Once the price reaches your target or shows signs of reversing its downward movement, consider closing your position. You can also use trailing stop-loss orders to lock in profits as the price moves in your favor.

Also see: Some ways of setting up take profit levels

7. Confirmation

It’s important to wait for confirmation of the pattern before entering a trade. Don’t enter too early, as false breakouts can occur. Wait for a clear and decisive break below the neckline with confirming candlestick patterns and volume.

8. Risk Management

As with any trading strategy, risk management is crucial. Only risk a small portion of your trading capital on a single trade. Avoid over-leveraging and ensure that your potential losses are within your risk tolerance.

Also see: How to determine one’s tolerance to risk?
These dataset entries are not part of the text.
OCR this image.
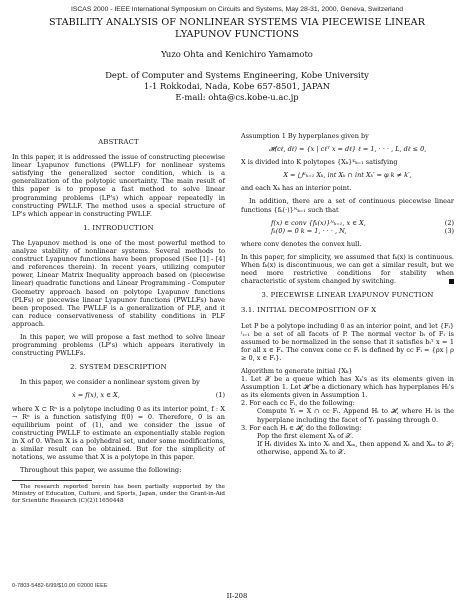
ISCAS 2000 - IEEE International Symposium on Circuits and Systems, May 28-31, 2000, Geneva, Switzerland
STABILITY ANALYSIS OF NONLINEAR SYSTEMS VIA PIECEWISE LINEAR
LYAPUNOV FUNCTIONS
Yuzo Ohta and Kenichiro Yamamoto
Dept. of Computer and Systems Engineering, Kobe University
1-1 Rokkodai, Nada, Kobe 657-8501, JAPAN
E-mail: ohta@cs.kobe-u.ac.jp
ABSTRACT

In this paper, it is addressed the issue of constructing piecewise linear Lyapunov functions (PWLLF) for nonlinear systems satisfying the generalized sector condition, which is a generalization of the polytopic uncertainty. The main result of this paper is to propose a fast method to solve linear programming problems (LP's) which appear repeatedly in constructing PWLLF. The method uses a special structure of LP's which appear in constructing PWLLF.

1. INTRODUCTION

The Lyapunov method is one of the most powerful method to analyze stability of nonlinear systems. Several methods to construct Lyapunov functions have been proposed (See [1] - [4] and references therein). In recent years, utilizing computer power, Linear Matrix Inequality approach based on (piecewise linear) quadratic functions and Linear Programming - Computer Geometry approach based on polytope Lyapunov functions (PLFs) or piecewise linear Lyapunov functions (PWLLFs) have been proposed. The PWLLF is a generalization of PLF, and it can reduce conservativeness of stability conditions in PLF approach.

In this paper, we will propose a fast method to solve linear programming problems (LP's) which appears iteratively in constructing PWLLFs.

2. SYSTEM DESCRIPTION

In this paper, we consider a nonlinear system given by

ẋ = f(x), x ∈ X,	(1)

where X ⊂ Rⁿ is a polytope including 0 as its interior point, f : X → Rⁿ is a function satisfying f(0) = 0. Therefore, 0 is an equilibrium point of (1), and we consider the issue of constructing PWLLF to estimate an exponentially stable region in X of 0. When X is a polyhedral set, under some modifications, a similar result can be obtained. But for the simplicity of notations, we assume that X is a polytope in this paper.

Throughout this paper, we assume the following:

The research reported herein has been partially supported by the Ministry of Education, Culture, and Sports, Japan, under the Grant-in-Aid for Scientific Research (C)(2)11650448

Assumption 1 By hyperplanes given by

𝓗(cℓ, dℓ) = {x | cℓᵀ x = dℓ} ℓ = 1, · · · , L, dℓ ≤ 0,

X is divided into K polytopes {Xₖ}ᴷₖ₌₁ satisfying

X = ⋃ᴷₖ₌₁ Xₖ, int Xₖ ∩ int Xₖ′ = φ k ≠ k′,

and each Xₖ has an interior point.

In addition, there are a set of continuous piecewise linear functions {fₖ(·)}ᴺₖ₌₁ such that

f(x) ∈ conv {fₖ(x)}ᴺₖ₌₁, x ∈ X,	(2)
fₖ(0) = 0 k = 1, · · · , N,	(3)

where conv denotes the convex hull.

In this paper, for simplicity, we assumed that fₖ(x) is continuous. When fₖ(x) is discontinuous, we can get a similar result, but we need more restrictive conditions for stability when characteristic of system changed by switching.

3. PIECEWISE LINEAR LYAPUNOV FUNCTION
3.1. INITIAL DECOMPOSITION OF X

Let P be a polytope including 0 as an interior point, and let {Fᵢ}ᴵᵢ₌₁ be a set of all facets of P. The normal vector bᵢ of Fᵢ is assumed to be normalized in the sense that it satisfies bᵢᵀ x = 1 for all x ∈ Fᵢ. The convex cone cc Fᵢ is defined by cc Fᵢ = {ρx | ρ ≥ 0, x ∈ Fᵢ}.

Algorithm to generate initial {Xₖ}
1. Let 𝒳 be a queue which has Xₖ's as its elements given in Assumption 1. Let 𝓗 be a dictionary which has hyperplanes Hₗ's as its elements given in Assumption 1.
2. For each cc Fᵢ, do the following:
Compute Yᵢ = X ∩ cc Fᵢ. Append Hᵢ to 𝓗, where Hᵢ is the hyperplane including the facet of Yᵢ passing through 0.
3. For each Hᵢ ∈ 𝓗, do the following:
Pop the first element Xₖ of 𝒳.
If Hᵢ divides Xₖ into Xₜ and Xₘ, then append Xₜ and Xₘ to 𝒳; otherwise, append Xₖ to 𝒳.
0-7803-5482-6/99/$10.00 ©2000 IEEE
II-208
9. Practice and Backtesting

Before trading the triple top pattern with real money, practice on a demo account or through paper trading. Additionally, backtest the pattern on historical price data to evaluate its performance and refine your trading strategy.

10. Consider Multiple Factors

Remember that no trading strategy is foolproof. The success of the triple top pattern trade also depends on broader market conditions, news events, and other technical indicators. Consider using multiple confirming signals to enhance the accuracy of your trading decisions.


Trading the triple top pattern involves a combination of technical analysis skills, risk management, and patience. Keep in mind that not all triple top patterns will lead to successful trades, so it’s important to stay disciplined and follow your trading plan.


The Triple Top classical chart pattern is a powerful tool in trading, signaling potential trend reversals. It consists of three consecutive price peaks at approximately the same level, forming a resistance level. When the price breaks below this level, it can indicate a bearish trend is forming, presenting a valuable opportunity for traders to sell or short. This pattern, when used in conjunction with other technical analysis tools and risk management strategies, can enhance the accuracy of trade decisions and help traders capitalize on market trends.


It’s crucial to exercise caution when using the Triple Top classical chart pattern. Not all patterns guarantee successful trades, and false signals can occur. Market conditions are subject to change, and relying solely on this pattern without considering other factors can lead to losses. Traders should use the Triple Top in conjunction with comprehensive analysis, risk management techniques, and confirmation indicators to minimize potential risks. Additionally, no trading strategy is foolproof. It’s important to thoroughly understand the pattern and seek expert advice if necessary before implementing it in a trading strategy.